Galata Özel Rum İlkokulu’nda çocuklar için atölyeler de düzenleniyor. Atölyeleri “çocukistanbul” düzenliyor.

“Gezegenimiz için… Hayal Et / Düşün / Tasarla!” başlığı altında gerçekleşen ücretsiz atölyeler için hem okul katılımı, hem de bireysel katılım mümkün.
Detaylar ve rezervasyon için: 0212-311 7835 / 311 7703
info@cocukistanbul.org / info@iksv.org

bienalBienal’in geneline bakarsak eğer, “Biz İnsan mıyız?” sorusuna geçmişten bugüne insanın evrimini ve bununla birlikte hayatımızdaki tasarım noktalarını inceleyerek cevap arıyor. Bununla birlikte zaman içerisinde insanın dünyaya ne kadar zarar verdiği vurgulanıyor. Tasarımcılar ortaya koydukları eserlerde insanın yaşamda duruşunu sorgulayarak bir cevap arıyorlar.

Galata Rum İlkokulu’nda girişte insan bedeni üzerinde durulmuş. Kapının hemen üzerindeki ekranda sizin kamerayla yansımanız dans ediyormuşçasına hareketlendiriliyor. İnsanın doğasında aslında bu doğal hareketlerin olması gerektiği vurgulanıyor.

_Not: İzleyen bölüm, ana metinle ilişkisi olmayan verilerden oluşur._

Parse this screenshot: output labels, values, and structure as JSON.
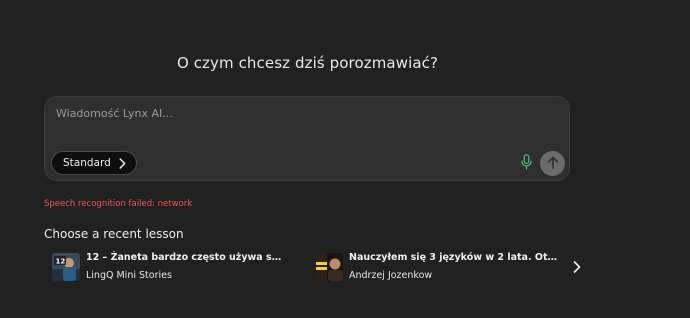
{
  "heading": {
    "text": "O czym chcesz dziś porozmawiać?"
  },
  "composer": {
    "placeholder": "Wiadomość Lynx AI...",
    "mode_label": "Standard"
  },
  "error": {
    "text": "Speech recognition failed: network"
  },
  "recent": {
    "title": "Choose a recent lesson",
    "lessons": [
      {
        "title": "12 – Żaneta bardzo często używa swój...",
        "subtitle": "LingQ Mini Stories"
      },
      {
        "title": "Nauczyłem się 3 języków w 2 lata. Oto 13...",
        "subtitle": "Andrzej Jozenkow"
      }
    ]
  },
  "colors": {
    "background": "#212121",
    "composer": "#2f2f2f",
    "error": "#f25555",
    "mic": "#4fbf7a",
    "send_disabled": "#6b6b6b"
  }
}
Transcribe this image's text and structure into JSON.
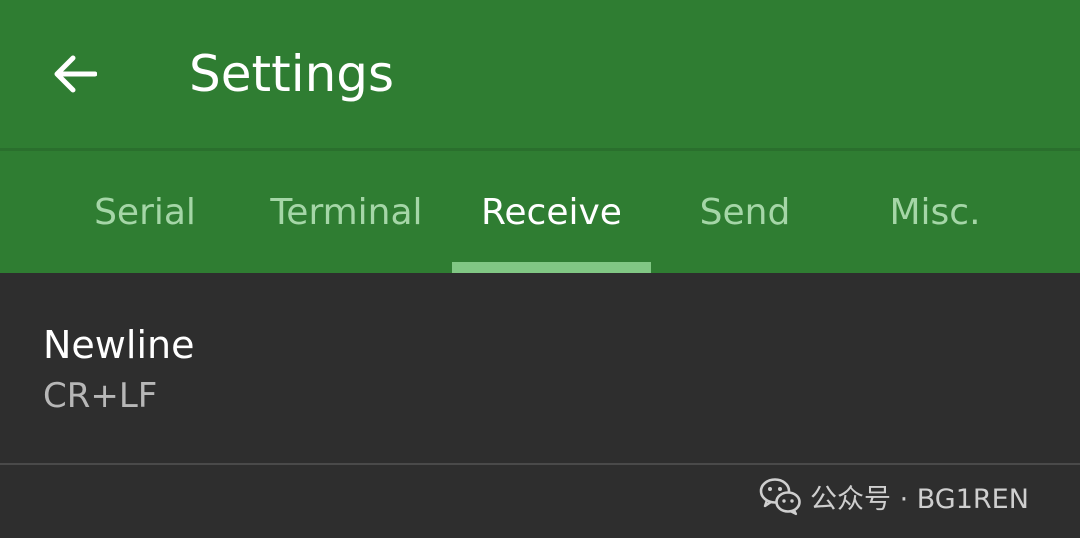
{
  "app_bar": {
    "title": "Settings",
    "back_icon": "arrow-left-icon"
  },
  "tabs": [
    {
      "label": "Serial",
      "active": false
    },
    {
      "label": "Terminal",
      "active": false
    },
    {
      "label": "Receive",
      "active": true
    },
    {
      "label": "Send",
      "active": false
    },
    {
      "label": "Misc.",
      "active": false
    }
  ],
  "preferences": [
    {
      "title": "Newline",
      "summary": "CR+LF"
    }
  ],
  "watermark": {
    "icon": "wechat-icon",
    "text": "公众号 · BG1REN"
  },
  "colors": {
    "primary": "#2f7d32",
    "tab_inactive": "#a5d6a7",
    "tab_indicator": "#81c784",
    "background": "#2e2e2e"
  }
}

İçeri girdiğinizde sizi karşılayan ise dev bir ekran ve burada Ali Kazma’nın çektiği bir film. Filmde kadavra inceleyen tıp öğrencilerini görüyorsunuz. İnsanı rahatsız edebilecek bir film aslında. Fakat insan bedeninin en net incelendiği an belki de bu.

Bienal

Aynı katta insan vücudu şeffaflaştırılmış, beyin dalgaları tek tek incelenmiş, renklendirilmiş şekilde tasarımla birleştiriliyor. İnsan vücudu bir tasarım harikası sonuçta.

Bienal

Üst kattaki koridorda, insan vücudu ve mimarinin nasıl örtüştüğü örnekleniyor. Mimari çizimlerde insan vücuduna göre eşya planlaması yapılıyor. Masanın yüksekliği, sandalyelerin ölçüleri, mutfak tezgahları gibi mesela. İşin ilginç yanı, eski çizimlerle insanların şu anki ölçüleri birbirine uymuyor. İnsan zaman içerisinde değişmiş.

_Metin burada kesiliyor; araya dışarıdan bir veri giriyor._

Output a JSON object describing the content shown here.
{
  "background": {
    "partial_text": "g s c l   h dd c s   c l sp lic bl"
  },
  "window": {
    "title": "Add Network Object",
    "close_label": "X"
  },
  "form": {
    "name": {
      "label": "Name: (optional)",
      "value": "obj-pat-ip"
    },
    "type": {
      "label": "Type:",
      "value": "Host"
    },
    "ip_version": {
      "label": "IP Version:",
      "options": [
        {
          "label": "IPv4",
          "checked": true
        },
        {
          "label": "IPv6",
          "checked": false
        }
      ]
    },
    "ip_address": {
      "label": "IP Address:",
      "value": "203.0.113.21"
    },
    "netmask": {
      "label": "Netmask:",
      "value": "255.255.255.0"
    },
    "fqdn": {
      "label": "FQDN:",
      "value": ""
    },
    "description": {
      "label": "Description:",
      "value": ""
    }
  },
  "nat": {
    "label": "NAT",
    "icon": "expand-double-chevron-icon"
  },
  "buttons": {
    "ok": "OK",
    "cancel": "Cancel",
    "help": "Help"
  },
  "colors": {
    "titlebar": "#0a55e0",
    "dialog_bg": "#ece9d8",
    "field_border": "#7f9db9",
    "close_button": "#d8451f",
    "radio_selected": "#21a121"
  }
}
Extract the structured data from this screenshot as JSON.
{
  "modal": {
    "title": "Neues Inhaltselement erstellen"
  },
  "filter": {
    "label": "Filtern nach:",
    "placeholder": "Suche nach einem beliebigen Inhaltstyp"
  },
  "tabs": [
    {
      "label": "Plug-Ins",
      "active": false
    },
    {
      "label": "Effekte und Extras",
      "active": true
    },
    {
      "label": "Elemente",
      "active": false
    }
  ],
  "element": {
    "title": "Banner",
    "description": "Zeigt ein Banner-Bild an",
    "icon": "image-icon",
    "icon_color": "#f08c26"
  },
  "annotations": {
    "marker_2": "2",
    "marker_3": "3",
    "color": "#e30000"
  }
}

BienalVeya engellilerin hayata karışabilmesi için tasarımlar artmış, gelişmiş. Çeşitli çözümler yaratılmış. Engelliler için imkânların arttırılması iyi gibi görünse de, sanatçılar neden engelli sayısının arttığına da odaklanmış. Burada savaşların artması veya hastalıkların değişimi temel etkenler. Yani aslında tasarım açısından gelişim olarak düşünülen şeyler, insanlık için belki de geriye gidiş.

Bununla birlikte tasarımlar mimarların insana bakış açısıyla oluşmuş, şekil değiştirmiş. Örneklemelerle görmek gerçekten ilginç. Bir masayı insan beyni gibi düşünürseniz kaç defa katlanabilir, kaç farklı şekle bürünebilir…

Veya bir uzay istasyonu, bir uzay aracı nasıl planlanmalıdır? İçerisinin mimarisi nasıl olmalıdır? Bu çizimleri görmek gerçekten çok ilginç.

Son iki kat dünyayı ele alıyor.

Burada işte göçler konusu ile doğaya nasıl da zarar verdiğimiz ele alınmış.

İnsanın elinin değdiği pek çok alan maalesef bozuluyor. Bu bölüm bence çocuklar için çok çarpıcı.

Özellikle dünyayı dönen ilk uydudan başlayarak, dünyayı çevreleyen uyduların renkli noktalarla gösterildiği filmi izleyince uzayda nasıl bir çevre kirliliği yaratıldığına şaşırarak şahit oluyoruz.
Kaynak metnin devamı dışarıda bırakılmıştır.